Saturday, February 26, 2005

Weekend Reading: Google's Roller Coaster Ride

Google, no matter what anyone says, has changed our lives for the better. They've redefined how people view and use the internet, as well as the way start-ups market themselves to Wall Street bankers. Nevertheless, not much changes on Wall Street and there are patterns within Google's nascent history that chime with the histories of other explosive tech startups. That being said, Men.style.com has a really trenchant article on Google. Part commentary, part history, the author concludes that in order for Google to "make it," they'll have to learn the lessons their predecessors learned the hard way. Wall Street is the largest Shakespearean drama of our time--and right now, Google is center stage, wooing, amazing, and confounding us all.
Which brings us back to Larry and Sergey and the question of what they’ve learned. Having repeatedly ignored the prevailing wisdom in Silicon Valley—inventing a search engine when everyone knew search was dead; building a business on Internet advertising when everyone knew it was impossible; antagonizing two revered VCs whose rings they should have been kissing—the boys have undoubtedly learned that conventional wisdom often isn’t wisdom at all. But salutary as that lesson is, there’s also a danger to it. As Excite founder Kraus puts it, “The risk is, they’ll think the hallmark of a good idea is that everyone says it’s dumb.” Similarly, it would be easy for the boys to conclude that dissing Wall Street carries no penalty. In the IPO, they told investment bankers and investors to go pound sand—and they wound up happy billionaires. Today their message to shareholders remains: Trust us, or put your money elsewhere.

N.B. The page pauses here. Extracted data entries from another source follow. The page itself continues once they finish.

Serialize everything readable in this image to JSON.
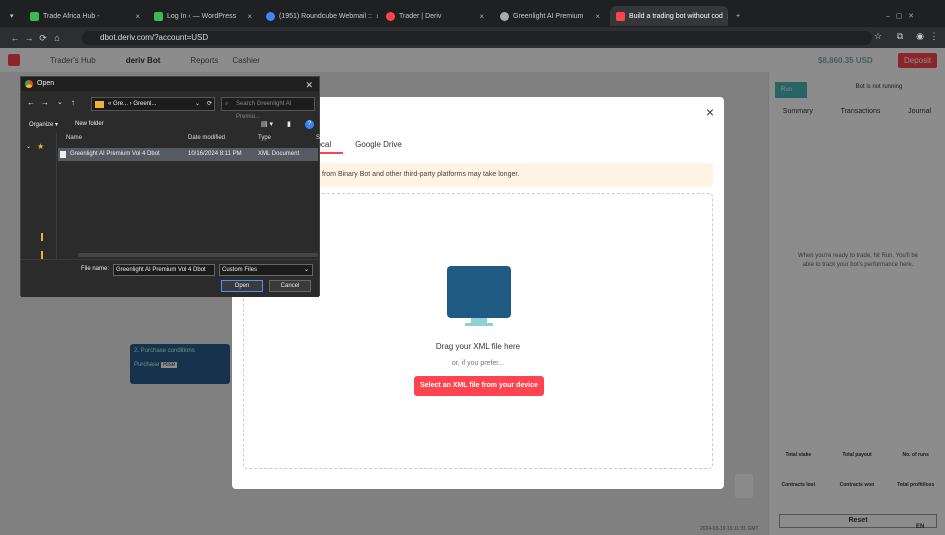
{
  "browser": {
    "tabs": [
      {
        "label": "Trade Africa Hub -",
        "color": "#3cba54"
      },
      {
        "label": "Log In ‹ — WordPress",
        "color": "#3cba54"
      },
      {
        "label": "(1951) Roundcube Webmail :: ",
        "color": "#4285f4"
      },
      {
        "label": "Trader | Deriv",
        "color": "#ff444f"
      },
      {
        "label": "Greenlight AI Premium",
        "color": "#aaaaaa"
      },
      {
        "label": "Build a trading bot without cod",
        "color": "#ff444f"
      }
    ],
    "url": "dbot.deriv.com/?account=USD"
  },
  "app": {
    "header_items": [
      "Trader's Hub",
      "deriv Bot",
      "Reports",
      "Cashier"
    ],
    "balance": "$8,860.35 USD",
    "deposit": "Deposit",
    "run": "Run",
    "bot_status": "Bot is not running",
    "drawer_tabs": [
      "Summary",
      "Transactions",
      "Journal"
    ],
    "drawer_msg": "When you're ready to trade, hit Run. You'll be able to track your bot's performance here.",
    "stats": [
      "Total stake",
      "Total payout",
      "No. of runs",
      "Contracts lost",
      "Contracts won",
      "Total profit/loss"
    ],
    "reset": "Reset",
    "block_label": "2. Purchase conditions",
    "purchase_label": "Purchase",
    "purchase_value": "Rise",
    "language": "EN",
    "timestamp": "2024-03-19 19:11:31 GMT"
  },
  "modal": {
    "tabs": [
      "Local",
      "Google Drive"
    ],
    "notice": "from Binary Bot and other third-party platforms may take longer.",
    "drop_title": "Drag your XML file here",
    "drop_or": "or, if you prefer...",
    "select_button": "Select an XML file from your device"
  },
  "dialog": {
    "title": "Open",
    "path": "« Gre... › Greenl...",
    "search_placeholder": "Search Greenlight AI Premiu...",
    "organize": "Organize ▾",
    "new_folder": "New folder",
    "columns": [
      "Name",
      "Date modified",
      "Type",
      "S"
    ],
    "file": {
      "name": "Greenlight AI Premium Vol 4 Dbot",
      "date": "10/16/2024 8:11 PM",
      "type": "XML Document"
    },
    "file_name_label": "File name:",
    "file_name_value": "Greenlight AI Premium Vol 4 Dbot",
    "file_type": "Custom Files",
    "open": "Open",
    "cancel": "Cancel"
  },
  "colors": {
    "accent": "#ff444f",
    "brand_blue": "#1e5a82",
    "notice_bg": "#fff3e3"
  }
}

All of that is fine for now. As long as Google is growing like gangbusters and making money like the U.S. Mint, Wall Street, investors, and employees will be infinitely indulgent.

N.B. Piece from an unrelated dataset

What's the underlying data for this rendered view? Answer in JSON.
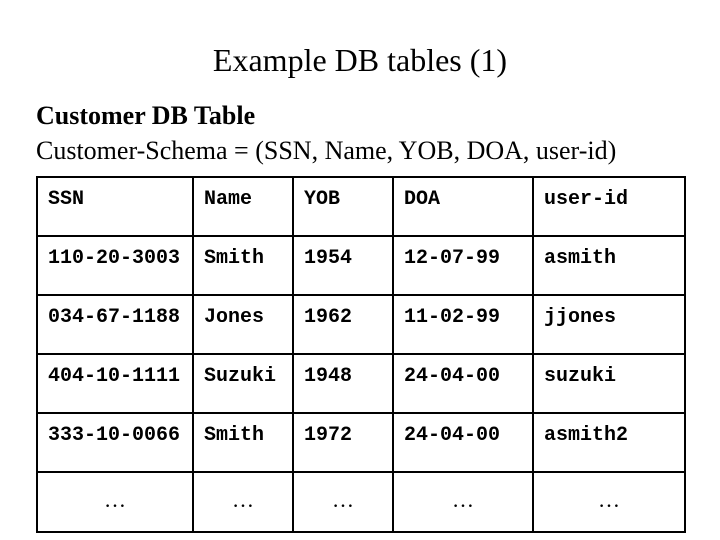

But if the history of the technology industry teaches us anything, it’s that no one is ever that lucky—at least, not for long. Every important high-tech company has at some point stumbled and fallen on its face. Microsoft, Intel, Oracle, Sun, Apple, Cisco—all have made severe mistakes, paid a price, and then survived in large part because they understood what being a public company is about. They learned that Wall Street matters. That investors like transparency. That “trust us” isn’t enough.
Google will undoubtedly evolve in the years to come. The question is--how far?